Copie revêtue de la formule Exécutoire
délivrée le :
à :
copies délivrées le :
à :
RAPPEL DES FAITS :
Par contrat du 3 février 2012, l’OPH d'[Localité 4] Les Résidences de l’Orléanais (désormais la Société d’Economie Mixte Les Résidences de l’Orléanais) a donné à bail à Monsieur [M] [Z] un bien à usage d’habitation avec parking situé [Adresse 3], pour un loyer mensuel initial de 283,78 euros hors charges, payable à terme échu.
Des loyers étant demeurés impayés, la Société d’Economie Mixte Les Résidences de l’Orléanais a fait signifier à Monsieur [M] [Z] le 8 janvier 2024 un commandement de payer visant la clause résolutoire pour un montant en principal de 1336,64 euros, selon décompte arrêté le 5 janvier 2024.

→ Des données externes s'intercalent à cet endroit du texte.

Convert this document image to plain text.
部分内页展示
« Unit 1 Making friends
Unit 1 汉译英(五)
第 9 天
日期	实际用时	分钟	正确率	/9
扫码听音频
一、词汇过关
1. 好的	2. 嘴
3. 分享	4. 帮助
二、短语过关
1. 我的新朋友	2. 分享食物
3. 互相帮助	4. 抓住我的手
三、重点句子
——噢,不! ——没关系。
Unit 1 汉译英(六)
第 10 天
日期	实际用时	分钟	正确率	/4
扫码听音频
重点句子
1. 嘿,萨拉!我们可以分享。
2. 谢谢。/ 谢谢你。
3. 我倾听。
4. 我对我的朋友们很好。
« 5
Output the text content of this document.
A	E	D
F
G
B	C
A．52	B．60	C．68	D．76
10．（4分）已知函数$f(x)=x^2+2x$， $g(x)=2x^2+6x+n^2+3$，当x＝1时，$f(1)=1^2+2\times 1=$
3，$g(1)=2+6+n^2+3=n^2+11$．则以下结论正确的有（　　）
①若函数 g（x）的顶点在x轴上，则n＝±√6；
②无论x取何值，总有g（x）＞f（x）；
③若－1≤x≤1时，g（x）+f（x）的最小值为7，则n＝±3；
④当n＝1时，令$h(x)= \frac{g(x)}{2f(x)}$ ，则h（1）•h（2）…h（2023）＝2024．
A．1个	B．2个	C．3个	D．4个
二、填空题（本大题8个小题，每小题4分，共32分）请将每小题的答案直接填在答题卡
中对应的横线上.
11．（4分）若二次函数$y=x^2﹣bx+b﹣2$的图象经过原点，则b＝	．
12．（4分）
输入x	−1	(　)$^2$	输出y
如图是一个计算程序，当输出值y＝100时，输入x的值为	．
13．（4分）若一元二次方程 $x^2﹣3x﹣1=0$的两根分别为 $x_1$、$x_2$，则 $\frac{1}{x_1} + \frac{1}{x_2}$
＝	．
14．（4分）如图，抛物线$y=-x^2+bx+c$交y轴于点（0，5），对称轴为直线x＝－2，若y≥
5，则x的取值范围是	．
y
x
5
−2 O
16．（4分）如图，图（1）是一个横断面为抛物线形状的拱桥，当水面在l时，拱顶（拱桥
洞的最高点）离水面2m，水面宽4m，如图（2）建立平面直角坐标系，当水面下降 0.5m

La Société d’Economie Mixte Les Résidences de l’Orléanais a ensuite fait assigner Monsieur [M] [Z] en référé devant le juge des contentieux de la protection du tribunal judiciaire d’Orléans, par acte de commissaire de justice du 10 juin 2024, aux fins suivantes :
— constater l’acquisition de la clause résolutoire contenue dans le bail et que la location consentie à Monsieur [M] [Z] a cessé de plein droit au regard de l’article 24 de la loi du 6 juillet 1989 et juger que le locataire sera expulsé ainsi que tout occupant de son chef dans les délais légaux et ce avec le concours de la force publique et d’un serrurier si besoin est, en vertu des termes de l’article L411-1 du Code des procédures civiles d’exécution ;
— condamner à titre provisionnel Monsieur [M] [Z] au paiement, au titre des loyers et charges, de la somme de 842,09 euros en principal en application de l’article 1728 du Code civil, avec intérêts au taux légal à compter de l’assignation en vertu de l’article 1231-7 du Code civil ;
— condamner à titre provisionnel Monsieur [M] [Z] au paiement d’une indemnité d’occupation mensuelle égale au montant des loyers et charges majoré des augmentations légales en vigueur à compter de la résiliation du bail jusqu’à complète libération des locaux en vertu de l’obligation de réparer le préjudice subi du fait d’une occupation sans droit ni titre, conformément à l’article 1760 du Code civil ;
— condamner à titre provisionnel Monsieur [M] [Z] au paiement d’une somme de 500 euros sur le fondement de l’article 700 du Code de procédure civile à titre de participation aux frais exposés par le demandeur et que l’équité impose de ne pas lui laisser supporter ;
— condamner à titre provisionnel Monsieur [M] [Z] en tous les dépens de l’instance, qui comprendront notamment le coût du commandement et de l’assignation, en vertu de l’article 696 du Code de procédure civile.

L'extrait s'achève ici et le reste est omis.